Ora, per capire, bisognerebbe immergersi in un’acqua scura dove riuscire a dare un nome preciso alle cose è impresa impossibile. Ricostruire nei dettagli quel che è successo negli anni Settanta è un’illusione.
Quanta gente che è ancora viva potrebbe parlare, quanta gente sa, ha visto, sentito, vissuto. Oggi hanno i capelli bianchi, figli di 40 o 50 anni, e nipoti.
Ogni volta che torno a frequentare quel tempo faccio due conti e scopro che sono dei nonni, scopro che alcuni se ne sono andati, altri sono malati. Dentro di loro c’è ancora, forse lontano o magari vicinissimo e presente, quel ragazzo che sognava la rivoluzione, quello che aveva preso il gusto della violenza, quello che ha fatto cose di cui non ha voluto mai vergognarsi oppure che ha rimosso per non farci i conti.
Nessuno parla, se non quelli che lo fanno per professione, che hanno una loro tesi e una loro agenda da mezzo secolo e appena possono si affacciano sulla scena per gridare la loro verità, che troppo spesso è inquinata e serve a sentirsi ancora vivi e ancora nel giusto.
Carole Beebe si sveglia spesso la notte e si chiede come sia possibile che nessuno abbia mai fatto il nome di uno dei due killer brigatisti che spararono a suo marito, l’economista Ezio Tarantelli, il 27 marzo 1985 all’Università La Sapienza.
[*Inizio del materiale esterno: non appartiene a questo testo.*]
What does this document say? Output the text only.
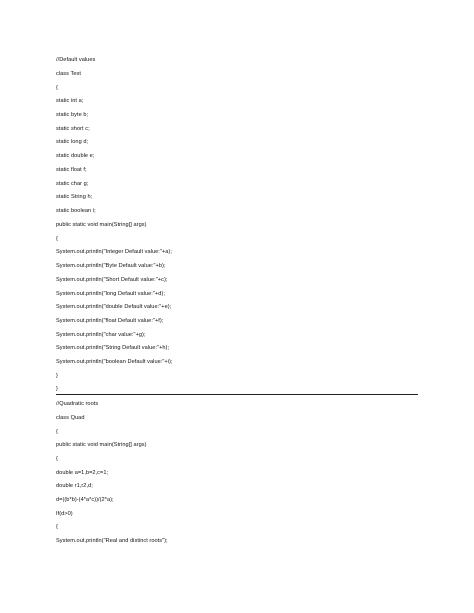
//Default values
class Test
{
static int a;
static byte b;
static short c;
static long d;
static double e;
static float f;
static char g;
static String h;
static boolean i;
public static void main(String[] args)
{
System.out.println("Integer Default value:"+a);
System.out.println("Byte Default value:"+b);
System.out.println("Short Default value:"+c);
System.out.println("long Default value:"+d);
System.out.println("double Default value:"+e);
System.out.println("float Default value:"+f);
System.out.println("char value:"+g);
System.out.println("String Default value:"+h);
System.out.println("boolean Default value:"+i);
}
}
//Quadratic roots
class Quad
{
public static void main(String[] args)
{
double a=1,b=2,c=1;
double r1,r2,d;
d=((b*b)-(4*a*c))/(2*a);
If(d>0)
{
System.out.println("Real and distinct roots");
Eppure non si trattava di cani sciolti, tanti sanno, hanno procurato le armi, i covi, fatto da pali e vedette, pedinato, discusso, preparato volantini e rivendicazioni… eppure nessuno in trentacinque anni ha detto una parola.
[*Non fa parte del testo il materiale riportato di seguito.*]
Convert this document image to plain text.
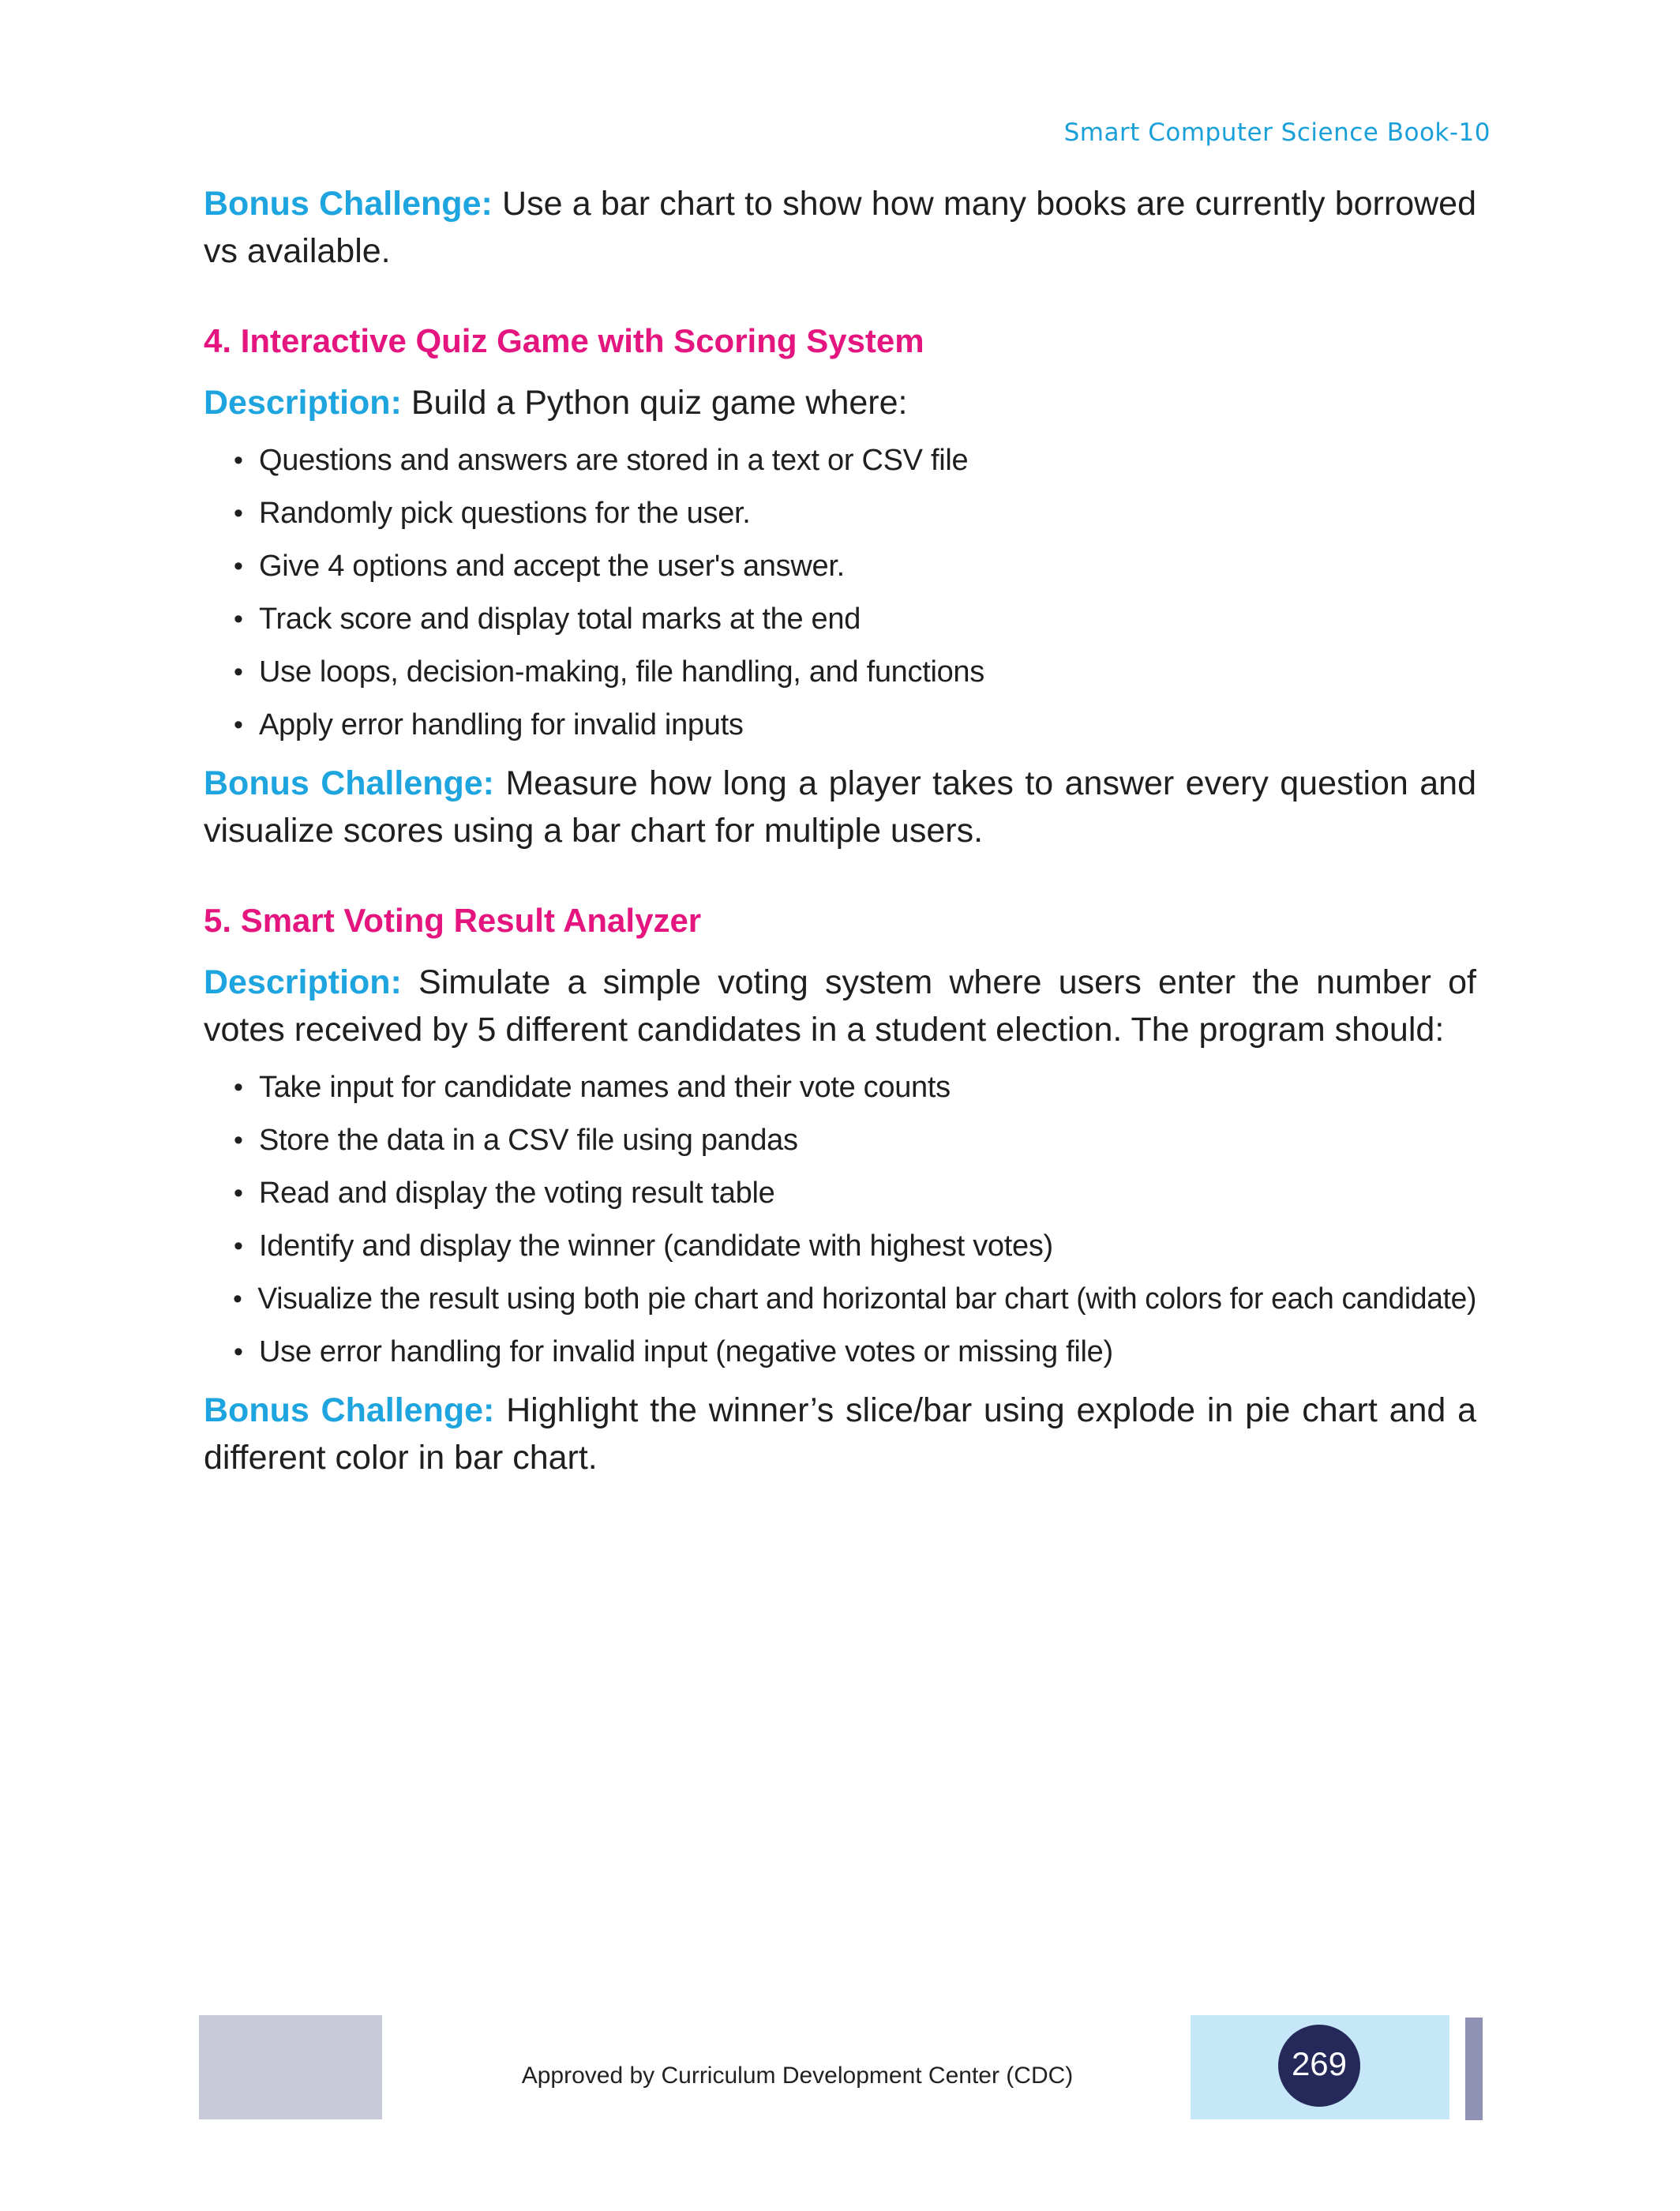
Smart Computer Science Book-10

Bonus Challenge: Use a bar chart to show how many books are currently borrowed vs available.

4. Interactive Quiz Game with Scoring System

Description: Build a Python quiz game where:

• Questions and answers are stored in a text or CSV file
• Randomly pick questions for the user.
• Give 4 options and accept the user's answer.
• Track score and display total marks at the end
• Use loops, decision-making, file handling, and functions
• Apply error handling for invalid inputs

Bonus Challenge: Measure how long a player takes to answer every question and visualize scores using a bar chart for multiple users.

5. Smart Voting Result Analyzer

Description: Simulate a simple voting system where users enter the number of votes received by 5 different candidates in a student election. The program should:

• Take input for candidate names and their vote counts
• Store the data in a CSV file using pandas
• Read and display the voting result table
• Identify and display the winner (candidate with highest votes)
• Visualize the result using both pie chart and horizontal bar chart (with colors for each candidate)
• Use error handling for invalid input (negative votes or missing file)

Bonus Challenge: Highlight the winner’s slice/bar using explode in pie chart and a different color in bar chart.

Approved by Curriculum Development Center (CDC)	269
Difendono le loro vite, che sono molto più lunghe e complesse di quel tempo. Per un decennio di militanza, magari solo per uno spicchio di quello, ne sono seguiti quattro di un’altra vita, lavori, famiglie, carriere. Vacanze, nuovi amici, colleghi e soprattutto figli, che difficilmente capirebbero.
Così stanno in silenzio o parlano tra loro. Spesso a tenerli fermi, a spingerli al silenzio, è un senso di amicizia, di appartenenza, l’idea che parlare significherebbe tradire gli amici antichi e soprattutto i propri 20 anni.
Faccio gli stessi pensieri con i depistaggi di Stato, le complicità con le bombe e le stragi, le verità nascoste e indicibili che funzionari infedeli, uomini con un’idea malata delle istituzioni, si sono portati nella tomba.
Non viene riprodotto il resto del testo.